四周无人,微风拂过伊甸的耳旁,好似催促他说出他心里按捺不住的烦躁,海因希里依然在望着青芽,那张年轻自信的俊脸上,洋溢着幸福的喜悦,眉飞色舞的说道着什么。
不过现在伊甸无心去听,他在纠结,说还是不说,这是一个很难说出口的问题,作为一个外人,一个一天前还是陌生人的伊甸,去把眼里看到的“幻想”去质疑海因希里的伙伴,这非常尴尬,也许这并不是个好主意。
去随意评判他的同伴,去用这种毫无事实依据的凭据去“污蔑”一个人,他会厌恶吗?海因希里他会厌恶吗?这位救自己脱离这末日看到一丝曙光的朋友……兄弟,他会如何去想?
不,若是这是事实!若是让这潜在的危机是这位刚交的朋友陷入危难困境之中,这才不是朋友应当做的,也许他会厌恶,也许他会心存对自己的厌恶,却这一点,让他有一丝戒心,有一丝防备,或许……
在短暂的心里抉择后,伊甸选择告诉他的好友海因希里,也许只是为了心安理得,这浓厚而又短暂的时间里,海因希里为他带来太多希望,这个血腥的末日是他一人无法承受的,这位年轻的骑士成为了他心中某个重要的支柱,他最终还是决定告诉海因希里,那个诡异真实的“幻觉”。
“额……嗯……海因希里!”伊甸打断了海因希里的滔滔不绝,这很突然,不过,伊甸那副严肃而又庄重的表情却是真真切切。
“抱歉,我话有些多,请您谅解。”海因希里误会了其中的含义,伊甸立马摇了摇头说道:“不,我……有些事……想和你讲。”
虽然话语里有些支支吾吾,不过伊甸眼中的认真样依然没有变,海因希里便说道:“那么……有什么事吗?”
气氛很尴尬,因为在提出问题之后,伊甸依然有些难以启齿,望着这双眼睛,却难以把这一切说出口,空气中弥漫着恋爱的酸臭味,若是在伊甸那个时代,这种初恋的青涩,支支吾吾却无法将口中之言吐出的模样,像极了初恋的表白。

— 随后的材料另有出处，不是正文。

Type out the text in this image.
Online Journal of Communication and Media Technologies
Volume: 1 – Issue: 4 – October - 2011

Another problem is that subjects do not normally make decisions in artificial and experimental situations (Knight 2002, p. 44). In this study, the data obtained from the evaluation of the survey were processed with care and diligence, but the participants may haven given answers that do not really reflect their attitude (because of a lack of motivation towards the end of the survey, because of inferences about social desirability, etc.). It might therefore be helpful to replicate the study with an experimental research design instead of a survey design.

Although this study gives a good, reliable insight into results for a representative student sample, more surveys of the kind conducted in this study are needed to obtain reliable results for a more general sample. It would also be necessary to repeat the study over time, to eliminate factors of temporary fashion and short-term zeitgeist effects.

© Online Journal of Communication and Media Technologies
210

不过,这既不是初恋,而且这两位是带把的,这并非是伊甸所愿,那副俊俏的脸庞摆出一副疑惑的样子,让他也十分苦恼。
“那个……你觉得那个厨师是个好人吗~”
终于,在经过两分钟的沉默和尴尬,终于将话题展开了。
“哈?”
奇怪的问题让海因希里不知所措,评价一个人的好坏这样一个充满争议性的话题让他有些苦恼。
“额……还行吧。”
……
得到一个暧昧的评价,伊甸终于鼓起勇气,对海因希里说道:“我看到了一个奇怪的景象。”
海因希里挑了挑眉,至少,他没有直接拒绝或者否定。
“我也不知道如何看的,只是……这不是幻觉,也不是一瞬而逝的错觉……”
伊甸顿了顿,吞了一口口水。
“我看见那位大叔杀了他,杀了一个病床上的病人,用破布闷死……”语气愈来愈微弱,他明白这种没有根据的控诉常人看来是多么苍白无力,也许自己疯了!吃了虫子疯了!他现在脑袋一团糟,他的表达能力简直让他发狂。
“嘿,兄弟冷静一下!”
海因希里拍了拍伊甸的肩膀,眼中温柔的关怀不带一丝虚假。
“你……额,看到这个景象……我没有办法解释这个,不过,放轻松,伊甸,虽然藤原大叔有些东西奇怪,但是我相信他。”海因希里眼中坚定的眼神没有变化,他相信这位前辈,这位经历过那场大战的前辈。
“伊甸,我和你讲个故事吧。”
一枚银质的徽章被海因希里握在手中,那从树缝中散射的阳光,使这枚徽章闪闪发光,上面虽有些不可磨灭的磨痕,而并不影响这枚徽章所蕴海的意义,以及它那一抹反射出的温和之光。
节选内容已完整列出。